New markets to invest in are Gigiri and Parklands that have continued to perform well amid the relaxation of zoning regulations paving way for development of office spaces as these are regarded as residential zones,” she adds. 

She says Covid-19 has driven demand higher for serviced offices as companies want more flexible short-term leases due to economic concerns rather than being locked into a high-cost contract over a long period of time as well as others seeking additional premises to support social distancing.

Increasing start-ups and SMEs

Globally, serviced offices industry is anticipated to continue expanding over the next five-year period as more companies opt for the flexibility and increasing suitability of serviced offices.

A study by The Business Research Company shows that, the global serviced office market is expected grow from $27 billion (Sh2.9 trillion) in 2020 to $32.9 billion (Sh3.4 trillion) in 2021 at a compound annual growth rate (CAGR) of 21.9 per cent.

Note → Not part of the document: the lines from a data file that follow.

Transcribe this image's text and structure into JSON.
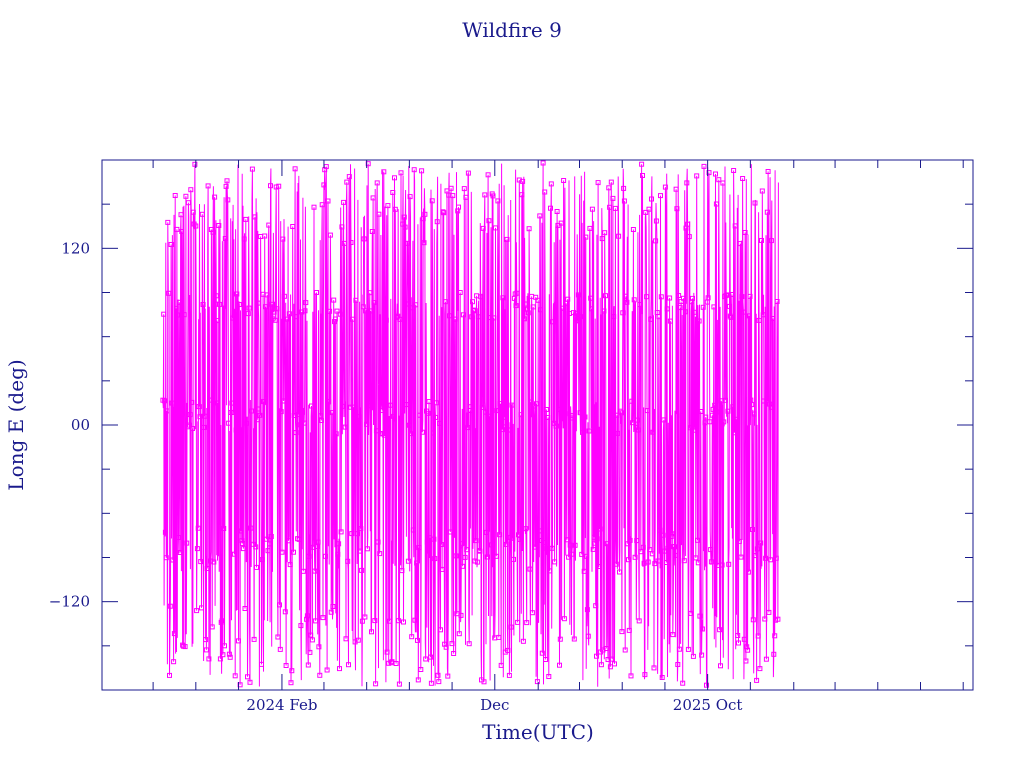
{
  "colors": {
    "axis": "#1a1a8c",
    "series": "#ff00ff",
    "background": "#ffffff"
  },
  "chart_data": {
    "type": "line",
    "title": "Wildfire 9",
    "xlabel": "Time(UTC)",
    "ylabel": "Long E (deg)",
    "markers": "square",
    "grid": false,
    "xlim": [
      "2023-05-20",
      "2026-10-15"
    ],
    "ylim": [
      -180,
      180
    ],
    "x_tick_labels": [
      "2024 Feb",
      "Dec",
      "2025 Oct"
    ],
    "x_ticks": [
      "2024-02-01",
      "2024-12-01",
      "2025-10-01"
    ],
    "y_tick_labels": [
      "−120",
      "00",
      "120"
    ],
    "y_ticks": [
      -120,
      0,
      120
    ],
    "data_range": [
      "2023-08-15",
      "2026-01-10"
    ],
    "series": [
      {
        "bands": [
          {
            "center": 150,
            "spread": 28
          },
          {
            "center": 80,
            "spread": 10
          },
          {
            "center": 5,
            "spread": 12
          },
          {
            "center": -85,
            "spread": 15
          },
          {
            "center": -150,
            "spread": 28
          }
        ]
      }
    ]
  }
}
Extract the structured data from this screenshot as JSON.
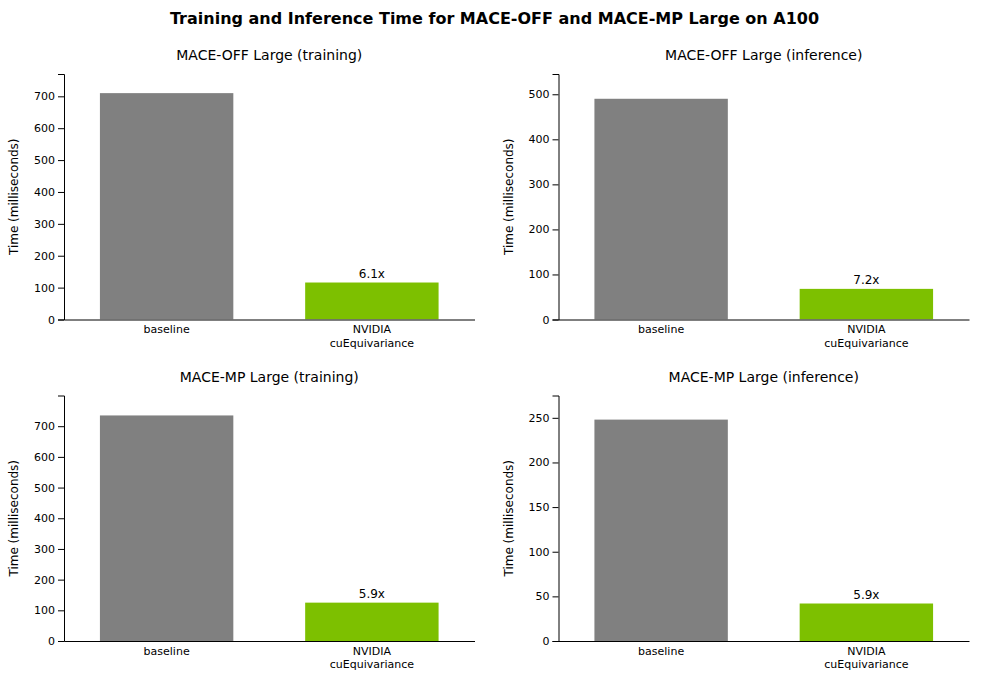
{
  "title": "Training and Inference Time for MACE-OFF and MACE-MP Large on A100",
  "chart_data": [
    {
      "type": "bar",
      "title": "MACE-OFF Large (training)",
      "categories": [
        "baseline",
        "NVIDIA\ncuEquivariance"
      ],
      "values": [
        710,
        116
      ],
      "colors": [
        "#808080",
        "#7dc000"
      ],
      "y_label": "Time (milliseconds)",
      "ylim": [
        0,
        770
      ],
      "yticks": [
        0,
        100,
        200,
        300,
        400,
        500,
        600,
        700
      ],
      "grid": false,
      "annotations": [
        {
          "text": "6.1x",
          "x": "NVIDIA\ncuEquivariance",
          "y": 116
        }
      ]
    },
    {
      "type": "bar",
      "title": "MACE-OFF Large (inference)",
      "categories": [
        "baseline",
        "NVIDIA\ncuEquivariance"
      ],
      "values": [
        490,
        68
      ],
      "colors": [
        "#808080",
        "#7dc000"
      ],
      "y_label": "Time (milliseconds)",
      "ylim": [
        0,
        545
      ],
      "yticks": [
        0,
        100,
        200,
        300,
        400,
        500
      ],
      "grid": false,
      "annotations": [
        {
          "text": "7.2x",
          "x": "NVIDIA\ncuEquivariance",
          "y": 68
        }
      ]
    },
    {
      "type": "bar",
      "title": "MACE-MP Large (training)",
      "categories": [
        "baseline",
        "NVIDIA\ncuEquivariance"
      ],
      "values": [
        735,
        125
      ],
      "colors": [
        "#808080",
        "#7dc000"
      ],
      "y_label": "Time (milliseconds)",
      "ylim": [
        0,
        800
      ],
      "yticks": [
        0,
        100,
        200,
        300,
        400,
        500,
        600,
        700
      ],
      "grid": false,
      "annotations": [
        {
          "text": "5.9x",
          "x": "NVIDIA\ncuEquivariance",
          "y": 125
        }
      ]
    },
    {
      "type": "bar",
      "title": "MACE-MP Large (inference)",
      "categories": [
        "baseline",
        "NVIDIA\ncuEquivariance"
      ],
      "values": [
        248,
        42
      ],
      "colors": [
        "#808080",
        "#7dc000"
      ],
      "y_label": "Time (milliseconds)",
      "ylim": [
        0,
        275
      ],
      "yticks": [
        0,
        50,
        100,
        150,
        200,
        250
      ],
      "grid": false,
      "annotations": [
        {
          "text": "5.9x",
          "x": "NVIDIA\ncuEquivariance",
          "y": 42
        }
      ]
    }
  ]
}
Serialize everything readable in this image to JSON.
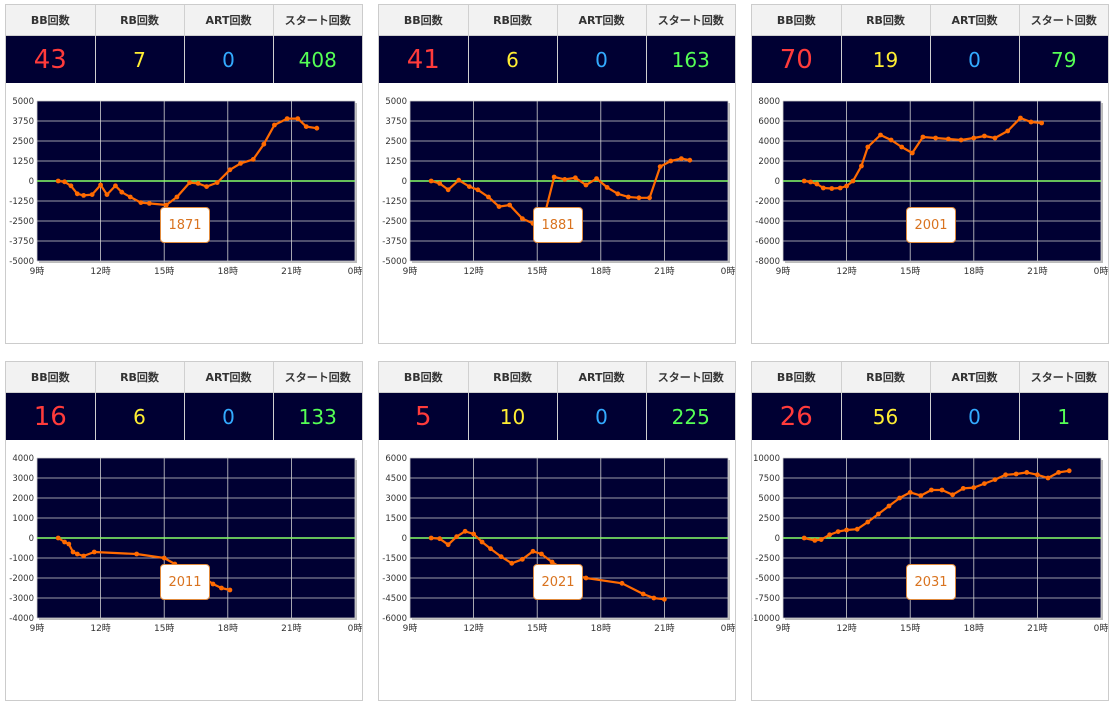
{
  "headers": [
    "BB回数",
    "RB回数",
    "ART回数",
    "スタート回数"
  ],
  "colors": {
    "bb": "#ff3b3b",
    "rb": "#ffee33",
    "art": "#33aaff",
    "start": "#55ff55",
    "plot_bg": "#000033",
    "line": "#ff6a00",
    "zero_line": "#88ff66",
    "button": "#e08a3c"
  },
  "x_ticks": [
    "9時",
    "12時",
    "15時",
    "18時",
    "21時",
    "0時"
  ],
  "machines": [
    {
      "number": "1871",
      "bb": "43",
      "rb": "7",
      "art": "0",
      "start": "408",
      "chart_data": {
        "type": "line",
        "xlim": [
          9,
          24
        ],
        "ylim": [
          -5000,
          5000
        ],
        "y_ticks": [
          "5000",
          "3750",
          "2500",
          "1250",
          "0",
          "-1250",
          "-2500",
          "-3750",
          "-5000"
        ],
        "x": [
          10.0,
          10.3,
          10.6,
          10.9,
          11.2,
          11.6,
          12.0,
          12.3,
          12.7,
          13.0,
          13.4,
          13.9,
          14.3,
          15.1,
          15.6,
          16.2,
          16.6,
          17.0,
          17.5,
          18.1,
          18.6,
          19.2,
          19.7,
          20.2,
          20.8,
          21.3,
          21.7,
          22.2
        ],
        "y": [
          0,
          -50,
          -300,
          -800,
          -900,
          -850,
          -250,
          -850,
          -300,
          -700,
          -1000,
          -1350,
          -1400,
          -1500,
          -1000,
          -100,
          -150,
          -350,
          -100,
          700,
          1100,
          1350,
          2300,
          3500,
          3900,
          3900,
          3400,
          3300
        ]
      }
    },
    {
      "number": "1881",
      "bb": "41",
      "rb": "6",
      "art": "0",
      "start": "163",
      "chart_data": {
        "type": "line",
        "xlim": [
          9,
          24
        ],
        "ylim": [
          -5000,
          5000
        ],
        "y_ticks": [
          "5000",
          "3750",
          "2500",
          "1250",
          "0",
          "-1250",
          "-2500",
          "-3750",
          "-5000"
        ],
        "x": [
          10.0,
          10.4,
          10.8,
          11.3,
          11.8,
          12.2,
          12.7,
          13.2,
          13.7,
          14.3,
          14.8,
          15.2,
          15.8,
          16.3,
          16.8,
          17.3,
          17.8,
          18.3,
          18.8,
          19.3,
          19.8,
          20.3,
          20.8,
          21.3,
          21.8,
          22.2
        ],
        "y": [
          0,
          -150,
          -550,
          50,
          -350,
          -550,
          -1000,
          -1600,
          -1500,
          -2350,
          -2650,
          -2900,
          250,
          100,
          200,
          -250,
          150,
          -400,
          -800,
          -1000,
          -1050,
          -1050,
          900,
          1250,
          1400,
          1300
        ]
      }
    },
    {
      "number": "2001",
      "bb": "70",
      "rb": "19",
      "art": "0",
      "start": "79",
      "chart_data": {
        "type": "line",
        "xlim": [
          9,
          24
        ],
        "ylim": [
          -8000,
          8000
        ],
        "y_ticks": [
          "8000",
          "6000",
          "4000",
          "2000",
          "0",
          "-2000",
          "-4000",
          "-6000",
          "-8000"
        ],
        "x": [
          10.0,
          10.3,
          10.6,
          10.9,
          11.3,
          11.7,
          12.0,
          12.3,
          12.7,
          13.0,
          13.6,
          14.1,
          14.6,
          15.1,
          15.6,
          16.2,
          16.8,
          17.4,
          18.0,
          18.5,
          19.0,
          19.6,
          20.2,
          20.7,
          21.2
        ],
        "y": [
          0,
          -100,
          -300,
          -700,
          -750,
          -700,
          -500,
          0,
          1500,
          3400,
          4600,
          4100,
          3400,
          2800,
          4400,
          4300,
          4200,
          4100,
          4300,
          4500,
          4300,
          5000,
          6300,
          5900,
          5800
        ]
      }
    },
    {
      "number": "2011",
      "bb": "16",
      "rb": "6",
      "art": "0",
      "start": "133",
      "chart_data": {
        "type": "line",
        "xlim": [
          9,
          24
        ],
        "ylim": [
          -4000,
          4000
        ],
        "y_ticks": [
          "4000",
          "3000",
          "2000",
          "1000",
          "0",
          "-1000",
          "-2000",
          "-3000",
          "-4000"
        ],
        "x": [
          10.0,
          10.3,
          10.5,
          10.7,
          10.9,
          11.2,
          11.7,
          13.7,
          15.0,
          15.5,
          16.0,
          16.5,
          16.9,
          17.3,
          17.7,
          18.1
        ],
        "y": [
          0,
          -200,
          -300,
          -700,
          -800,
          -900,
          -700,
          -800,
          -1000,
          -1300,
          -2000,
          -2200,
          -2000,
          -2300,
          -2500,
          -2600
        ]
      }
    },
    {
      "number": "2021",
      "bb": "5",
      "rb": "10",
      "art": "0",
      "start": "225",
      "chart_data": {
        "type": "line",
        "xlim": [
          9,
          24
        ],
        "ylim": [
          -6000,
          6000
        ],
        "y_ticks": [
          "6000",
          "4500",
          "3000",
          "1500",
          "0",
          "-1500",
          "-3000",
          "-4500",
          "-6000"
        ],
        "x": [
          10.0,
          10.4,
          10.8,
          11.2,
          11.6,
          12.0,
          12.4,
          12.8,
          13.3,
          13.8,
          14.3,
          14.8,
          15.2,
          15.7,
          16.2,
          16.8,
          17.3,
          19.0,
          20.0,
          20.5,
          21.0
        ],
        "y": [
          0,
          -50,
          -500,
          100,
          500,
          300,
          -300,
          -800,
          -1400,
          -1900,
          -1600,
          -1000,
          -1200,
          -1800,
          -2300,
          -2800,
          -3000,
          -3400,
          -4200,
          -4500,
          -4600
        ]
      }
    },
    {
      "number": "2031",
      "bb": "26",
      "rb": "56",
      "art": "0",
      "start": "1",
      "chart_data": {
        "type": "line",
        "xlim": [
          9,
          24
        ],
        "ylim": [
          -10000,
          10000
        ],
        "y_ticks": [
          "10000",
          "7500",
          "5000",
          "2500",
          "0",
          "-2500",
          "-5000",
          "-7500",
          "-10000"
        ],
        "x": [
          10.0,
          10.5,
          10.8,
          11.2,
          11.6,
          12.0,
          12.5,
          13.0,
          13.5,
          14.0,
          14.5,
          15.0,
          15.5,
          16.0,
          16.5,
          17.0,
          17.5,
          18.0,
          18.5,
          19.0,
          19.5,
          20.0,
          20.5,
          21.0,
          21.5,
          22.0,
          22.5
        ],
        "y": [
          0,
          -300,
          -200,
          400,
          800,
          1000,
          1100,
          2000,
          3000,
          4000,
          5000,
          5700,
          5300,
          6000,
          6000,
          5400,
          6200,
          6300,
          6800,
          7300,
          7900,
          8000,
          8200,
          7900,
          7500,
          8200,
          8400
        ]
      }
    }
  ]
}
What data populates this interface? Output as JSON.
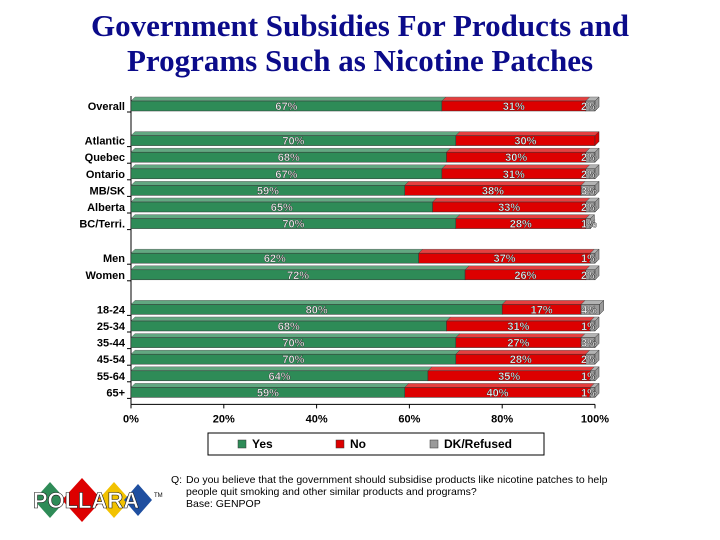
{
  "title": {
    "line1": "Government Subsidies For Products and",
    "line2": "Programs Such as Nicotine Patches"
  },
  "chart_data": {
    "type": "bar",
    "orientation": "horizontal",
    "stacked": true,
    "categories": [
      "Overall",
      "Atlantic",
      "Quebec",
      "Ontario",
      "MB/SK",
      "Alberta",
      "BC/Terri.",
      "Men",
      "Women",
      "18-24",
      "25-34",
      "35-44",
      "45-54",
      "55-64",
      "65+"
    ],
    "group_breaks_after": [
      "Overall",
      "BC/Terri.",
      "Women"
    ],
    "series": [
      {
        "name": "Yes",
        "color": "#2e8b57",
        "values": [
          67,
          70,
          68,
          67,
          59,
          65,
          70,
          62,
          72,
          80,
          68,
          70,
          70,
          64,
          59
        ]
      },
      {
        "name": "No",
        "color": "#dd0000",
        "values": [
          31,
          30,
          30,
          31,
          38,
          33,
          28,
          37,
          26,
          17,
          31,
          27,
          28,
          35,
          40
        ]
      },
      {
        "name": "DK/Refused",
        "color": "#9a9a9a",
        "values": [
          2,
          0,
          2,
          2,
          3,
          2,
          1,
          1,
          2,
          4,
          1,
          3,
          2,
          1,
          1
        ]
      }
    ],
    "labels": {
      "Yes": [
        "67%",
        "70%",
        "68%",
        "67%",
        "59%",
        "65%",
        "70%",
        "62%",
        "72%",
        "80%",
        "68%",
        "70%",
        "70%",
        "64%",
        "59%"
      ],
      "No": [
        "31%",
        "30%",
        "30%",
        "31%",
        "38%",
        "33%",
        "28%",
        "37%",
        "26%",
        "17%",
        "31%",
        "27%",
        "28%",
        "35%",
        "40%"
      ],
      "DK/Refused": [
        "2%",
        "",
        "2%",
        "2%",
        "3%",
        "2%",
        "1%",
        "1%",
        "2%",
        "4%",
        "1%",
        "3%",
        "2%",
        "1%",
        "1%"
      ]
    },
    "xticks": [
      "0%",
      "20%",
      "40%",
      "60%",
      "80%",
      "100%"
    ],
    "xlim": [
      0,
      100
    ],
    "legend_position": "bottom"
  },
  "question": {
    "label": "Q:",
    "text": "Do you believe that the government should subsidise products like nicotine patches to help people quit smoking and other similar products and programs?",
    "base": "Base: GENPOP"
  },
  "logo": {
    "text": "POLLARA",
    "tm": "TM",
    "colors": [
      "#2e8b57",
      "#dd0000",
      "#f2c200",
      "#1f4fa0"
    ]
  }
}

The growth is mainly due to the companies resuming their operations and adapting to the new normal while recovering from the Covid-19 impact.

According to the study, demand for serviced offices will always be there because of the ever-growing number of start-ups and Small and Medium Enterprises (SMEs), which are primarily contributing to the growth of serviced offices.

Also increased government support and funds for startups and SMEs boost the demand for the serviced office market.

Since start-ups and SMEs don’t have the funds to tie down on furniture and partitioning and time to engage in sourcing and designing the office, most of them move in serviced offices or co-working spaces.

According to the World Bank, there are 400 to 500 million SMEs and startups across the globe and the number is increasing day by day due to extensive support by the government.

Meanwhile, the same report notes that NMA commercial office market generally in 2020 faced numerous challenges attributable to the Covid-19 pandemic, which brought about reduced demand for office space as well as the high supply, which led to declines in both rental rates and occupancies.

The sector also saw an increase in the oversupply from 6.3 million square feet in 2019 to 7.3million square feet in 2020.

This office supply is expected to increase going forward with few developments in the pipeline with another expected 0.9 million square feet of space expected in 2021 from developments, such as Global Trade Centre in Westlands, Riverside Square in Riverside, China Road and Bridge Corporation in Lang’ata.

“Last year there was reduced demand for office space in the Nairobi NMA evidenced by the 1.3 per cent year-over-year decline in the average occupancy rates mainly attributable to an oversupply.

However, investment opportunity lies in differentiated concepts such as serviced offices, which offer higher yields,” says the report.